Take Mark Hurd, for example. He used to be the CEO of Hewlett-Packard, the old-fashioned, dependable computer maker started by the smart but stodgy Bill Hewlett and David Packard. Hewlett-Packard has been known more recently by a friskier name, H-P.
Anyway, Hurd had a relationship—use your imagination—with Jodie Fisher, a porn actress whom he hired as a “consultant” and to whom he complained about his wife. That’s not surprising. Eventually he was fired by the H-P board, who heard that Hurd had told Fisher company secrets. They decided they couldn’t trust him to level with them. That’s not surprising either.
What is surprising, according to a delicious November 6-7 Wall Street Journal article that chronicled Hurd’s love life in some detail, is H-P’s method under Hurd of drumming up customers.
I quote: “The CEO’s unofficial chief of staff, Caprice McIlvaine, helped devise a marketing plan in which customers’ executives were invited to spend time with Mr. Hurd at hotel receptions. Ms. McIlvaine hired contractors to staff the events. One was Ms. Fisher . . . [Her] job was to rank H-P customers . . . by importance and introduce the executives to Mr. Hurd.”
Folks, do you know any executives who’d run a marketing program like this? If you were Mr. Hurd, wouldn’t you want to pretend all your customers were important? Wouldn’t you want to greet each of them personally in turn? If you needed a go-between, wouldn’t it be a member of your sales force who might actually have a clue as to who were the important customers? If you had women executives as customers, wouldn’t you risk a raised eyebrow when they noticed the “staff members” were bimbos?
In any case, Hurd, who prior to this mess had a good reputation as a corporate leader, is now a co-president at Oracle. The story isn’t over, so you might want to follow that company’s new marketing practices, not to mention Hurd’s love life.
The second recent development you probably could never have imagined is the return of the gladiators. Ultimate fighting, a form of hand-to-hand combat, appeared in Boston this past summer at the TD Garden to the joy of those who like to see one man beating up another.

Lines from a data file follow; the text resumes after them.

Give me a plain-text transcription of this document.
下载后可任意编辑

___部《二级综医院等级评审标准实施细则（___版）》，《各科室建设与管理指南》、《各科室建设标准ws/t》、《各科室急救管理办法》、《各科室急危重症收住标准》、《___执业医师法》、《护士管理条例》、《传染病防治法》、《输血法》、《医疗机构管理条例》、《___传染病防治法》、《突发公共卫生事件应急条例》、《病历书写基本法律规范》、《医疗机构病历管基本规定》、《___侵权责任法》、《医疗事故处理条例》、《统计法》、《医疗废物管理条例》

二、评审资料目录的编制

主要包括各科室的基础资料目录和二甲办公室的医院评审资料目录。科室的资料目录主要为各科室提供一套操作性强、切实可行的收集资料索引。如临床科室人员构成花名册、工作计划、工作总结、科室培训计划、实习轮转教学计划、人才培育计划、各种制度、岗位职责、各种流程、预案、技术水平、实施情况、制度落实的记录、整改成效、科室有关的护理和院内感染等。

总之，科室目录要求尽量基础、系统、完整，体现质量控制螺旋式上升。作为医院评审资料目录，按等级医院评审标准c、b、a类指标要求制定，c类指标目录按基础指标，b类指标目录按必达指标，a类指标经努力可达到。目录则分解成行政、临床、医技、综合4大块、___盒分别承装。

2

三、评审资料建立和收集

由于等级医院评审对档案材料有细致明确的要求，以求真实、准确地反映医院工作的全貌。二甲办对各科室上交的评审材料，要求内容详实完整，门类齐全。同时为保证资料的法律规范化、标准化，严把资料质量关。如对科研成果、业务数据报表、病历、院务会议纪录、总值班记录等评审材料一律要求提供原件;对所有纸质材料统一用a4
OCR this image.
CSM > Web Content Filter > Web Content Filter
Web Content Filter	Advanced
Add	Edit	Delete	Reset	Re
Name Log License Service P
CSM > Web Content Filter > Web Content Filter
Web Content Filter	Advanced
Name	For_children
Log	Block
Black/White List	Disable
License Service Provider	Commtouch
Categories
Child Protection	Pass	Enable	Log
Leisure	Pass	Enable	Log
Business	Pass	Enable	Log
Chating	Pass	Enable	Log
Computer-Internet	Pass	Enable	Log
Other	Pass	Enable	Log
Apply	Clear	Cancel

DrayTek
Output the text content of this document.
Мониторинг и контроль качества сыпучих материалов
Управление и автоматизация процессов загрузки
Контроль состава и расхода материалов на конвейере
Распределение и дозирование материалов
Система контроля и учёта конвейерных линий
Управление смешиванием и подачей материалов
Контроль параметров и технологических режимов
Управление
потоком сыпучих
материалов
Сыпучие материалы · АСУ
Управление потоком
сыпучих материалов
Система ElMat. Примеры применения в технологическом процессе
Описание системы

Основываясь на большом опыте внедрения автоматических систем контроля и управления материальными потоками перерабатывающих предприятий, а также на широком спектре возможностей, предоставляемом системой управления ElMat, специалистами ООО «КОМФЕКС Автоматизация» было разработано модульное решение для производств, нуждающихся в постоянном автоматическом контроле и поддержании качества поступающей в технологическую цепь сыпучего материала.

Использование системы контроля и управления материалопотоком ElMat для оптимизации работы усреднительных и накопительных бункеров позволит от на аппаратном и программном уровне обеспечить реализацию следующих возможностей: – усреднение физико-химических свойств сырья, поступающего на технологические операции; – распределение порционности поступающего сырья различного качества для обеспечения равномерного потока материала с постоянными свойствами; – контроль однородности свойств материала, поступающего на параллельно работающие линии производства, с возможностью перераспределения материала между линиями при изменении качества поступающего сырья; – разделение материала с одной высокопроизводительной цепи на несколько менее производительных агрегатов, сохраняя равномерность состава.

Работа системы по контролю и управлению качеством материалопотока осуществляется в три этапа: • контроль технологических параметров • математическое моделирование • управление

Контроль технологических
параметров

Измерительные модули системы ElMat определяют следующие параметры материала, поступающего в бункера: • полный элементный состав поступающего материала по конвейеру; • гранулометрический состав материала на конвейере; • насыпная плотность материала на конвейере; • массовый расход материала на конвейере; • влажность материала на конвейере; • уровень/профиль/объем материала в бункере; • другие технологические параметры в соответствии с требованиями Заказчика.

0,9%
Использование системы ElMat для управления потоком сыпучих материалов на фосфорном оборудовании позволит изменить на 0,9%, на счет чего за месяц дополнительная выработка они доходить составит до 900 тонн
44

It’s a combination of wrestling, boxing, martial arts and a bloody mess, all for no other purpose than to enjoy the violence. They call it mixed martial arts so they don’t have to call it cockfighting, a term John McCain used when he saw it. (Finally, something John McCain and I can agree on.)
This is good old American know-how at work. It started in the 1990s. Viewers pay to see the guys go at it, and a lively betting industry has developed around the bouts. Mike Ross and others city leaders have supported it as a boon to the economy. It probably does help our unemployment situation, but wouldn’t most men prefer to earn a living as a UPS driver or a McDonald’s franchisee or a teacher rather than participating in an activity popularized by owners of Roman slaves?
You probably don’t know anyone who would submit to this kind of “sport?” I bet you don’t even know anyone who would want to see this kind of slaughter.
As you might expect the human combat has attracted sports celebrities as defenders. Shaq apparently enjoys it. Strange to think that quarterback Michael Vick served a prison sentence for operating a dog-fighting ring, which doesn’t seem too different. Maybe it’s that the dogs didn’t have a choice in the matter, but human males do.
Harking back to the violence of earlier times may be making a comeback in some quarters. I’m just hoping that we won’t be presented with public hangings next.